こっちの親は、俺の立場を快く思っていない。いや、渋々認めてはくれているんだけど、あっちほど好きなようにやれって感じではないんだ。だから家には男子と女子の制服が両方ある』
「え? そうなの?」
『うん? 着てるとこ写メ見たい? 送ろうか?』
「……いや、僕、今スマホじゃないんだけど。見たくないこともないこともないこともないけど……」
 ——見せてくれるって言うなら、見たいよ。そりゃ。
『とにかく、そういうのもあって、家が今、とても窮屈でさ。学校の方で……クラスではみんなに言いそびれる形になってしまった。結果的には、それはそれで心地良くなっててさ。玻璃先生には、それも話してあって』
 ——僕は、アッキーが一番楽な形であって欲しいと思う。黙っていれば、仲の良い、いつもつるんでいる四人の中で一番背が高くて、ぶんちゃんより声が低いアッキーのことは、おそらくは誰も気がつかないだろう。万に一つも——と言ったのは本心だった。
 だけど、学校生活ってそれだけで済むんだろうか。アッキーはちゃんと切り抜けていけるんだろうか。それはアッキーにとって、楽なことなんだろうか——
『そもそもさ、俺、あっちではカウンセリング受けてたんだよ。でもこっちってまだ、おぼろげにしか世界ができてないじゃん。玻璃先生がなんとかしようと、専門医を探してくれてるんだけど、これがなかなか』
 ——玻璃先生は担任で、養護教諭でもあって、普段は保健室にいて特に自覚者の悩みを一つ一つ聞いて対応してくれている。僕もひよさんも、玻璃先生に頼りっきりだった。この電話だって、玻璃先生がわざわざ話しやすいようにセッティングしてくれたに違いなかった。

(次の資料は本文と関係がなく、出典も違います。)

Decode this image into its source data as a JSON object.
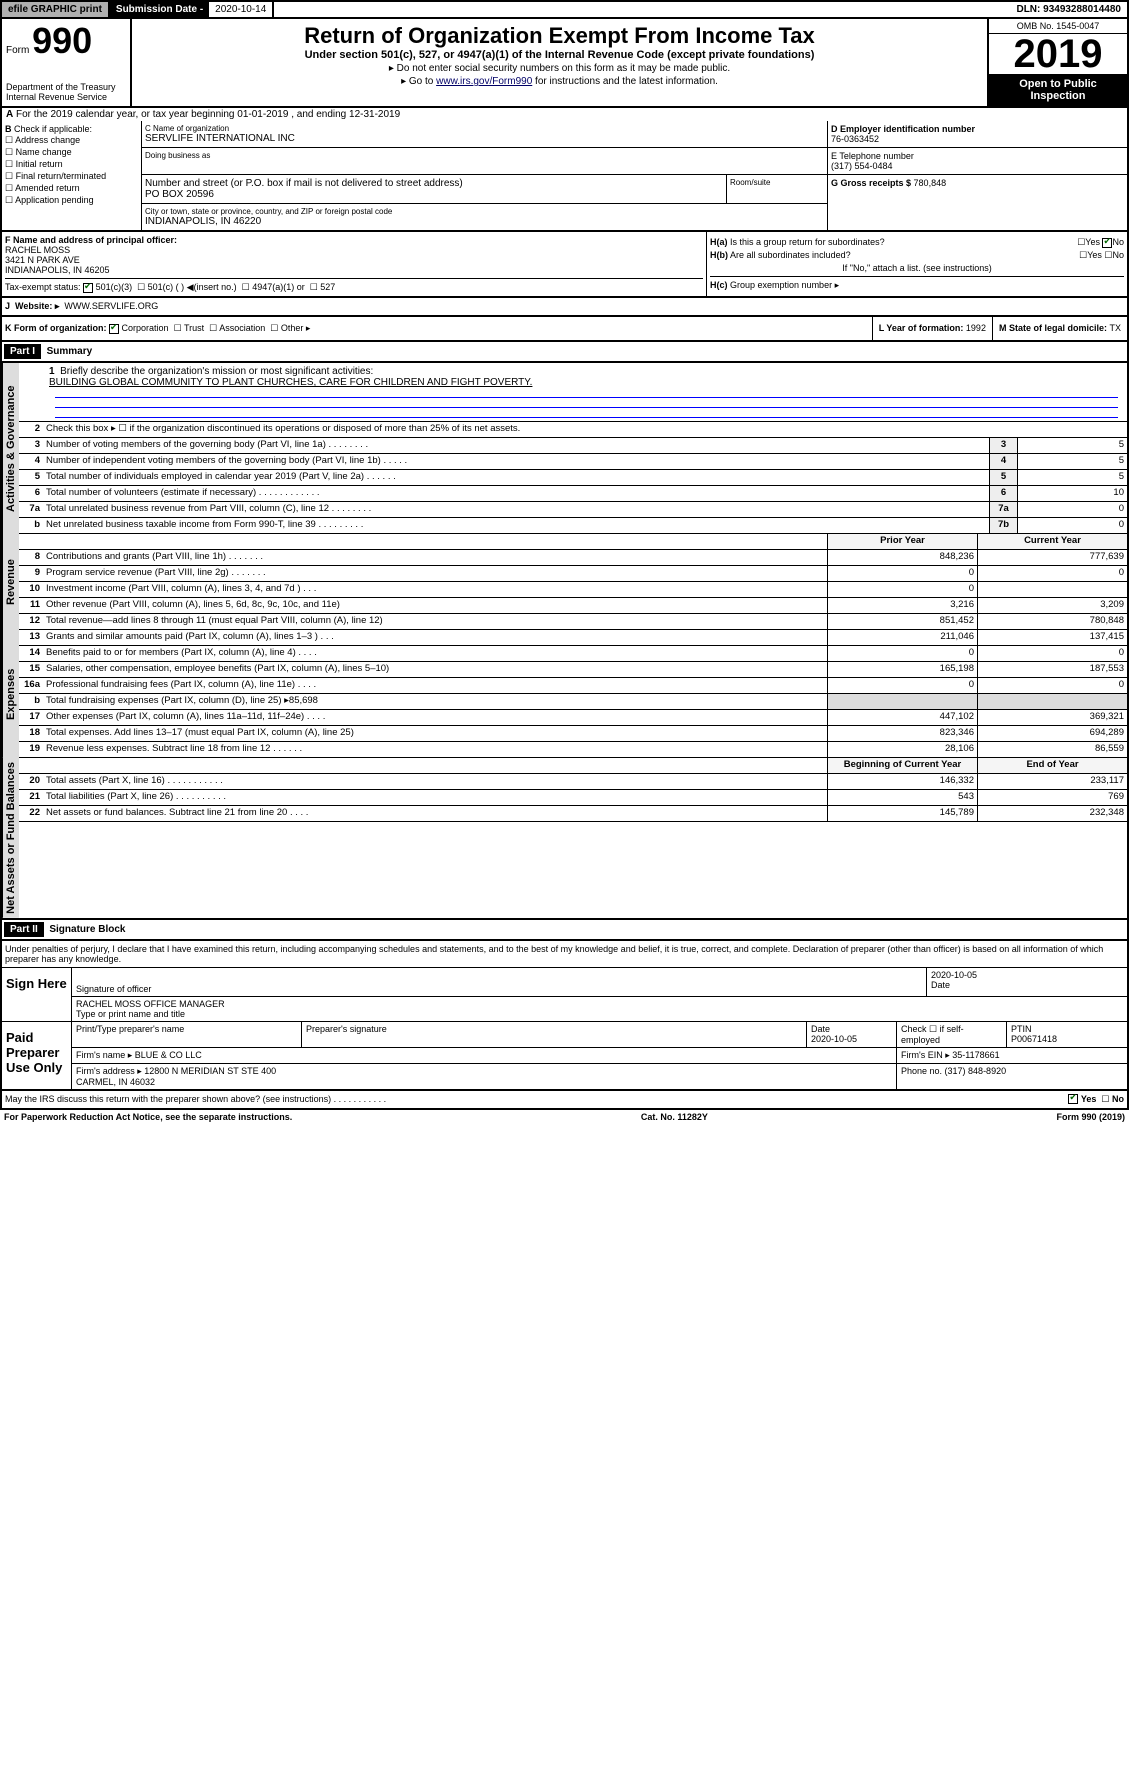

 僕らはその後、書き切れないほどたくさん話をした。入学していきなりアッキーが話し掛けてきた時の印象、アッキーから見た僕のエグさ——彼の言葉で言うならば……、そしてわだっち、ぶんちゃん、それぞれにカムアウトした時に、どんな反応をするだろう、と。
 最後はずっと笑い合っていた。気がつけば時間はすっかり遅くなっていて、事務所の壁に掛けられた、いかにも事務用品という古めかしいデザインの時計は、長針も短針も真上を指していた。
 僕とアッキーは学校での再会を約束し、お互いに電話を切ろうとしたけれど、名残惜しくてなかなか切れず、何度かふざけて笑い合った後、僕が電話を切った。
 ——友人のカムアウトという大きなイベントを、なんとか、やり切った、と、思う。思えた。
 僕は大きく息を吐き出して、椅子から立ち上がり、軽くうなずいてから扉を開けた。
 事務室を出たすぐ横に、いつの間にかパイプ椅子が置いてあって、玻璃先生が座ったまま船をいでいた。
「……おお、終わったか。お疲れさん」
「お待たせしました。楽しかったです」
「えー? まあ、それならそれでいいけど」
 たぶん、玻璃先生はアッキーが僕に何も伝えられなかったことも、想定していたのだと思う。僕はだから、ちゃんと話し合ったことを玻璃先生に言った。
「まあ、お前たちが楽しかったのなら、それでいいよ」
「アッキーと、あと、ひよさんのことも、よろしくお願いします」
 僕は軽く頭を下げた。
「えー……しょうがないなぁ」
 玻璃先生は大きなあくびをしながら、背を向けて廊下を歩いていった。
 僕は部屋に戻って、真っ暗な中そろそろと自分の寝床に入った。誰かのいびきが聞こえる。それ以外はとても静かだった。

 僕は、アッキーとの会話を思い出しながら、何か失言がなかったか、望まない形でアッキーを傷つけたりはしていないか、反芻はんすうし続ける。
 とにかく、早く学校で、アッキーと会って話をしたい。二人きりで話すことは滅多めったにないかもしれないけれど、もうこんな話は二度としないのかもしれないけれど、それでも別に構わない。アッキーと、わだっちと、ぶんちゃんと、ふざけ合って楽しい話がしたい。
 そんなことを考えていると僕のまぶたはだんだん重くなり、ちょうど寝落ちしようかというタイミングで、ポケットに入れたままだったスマホが一度、ムンという音とともに震えた。
 ——長い長い夜はこれで終わりではなかった。全然——まったく終わっていなかった。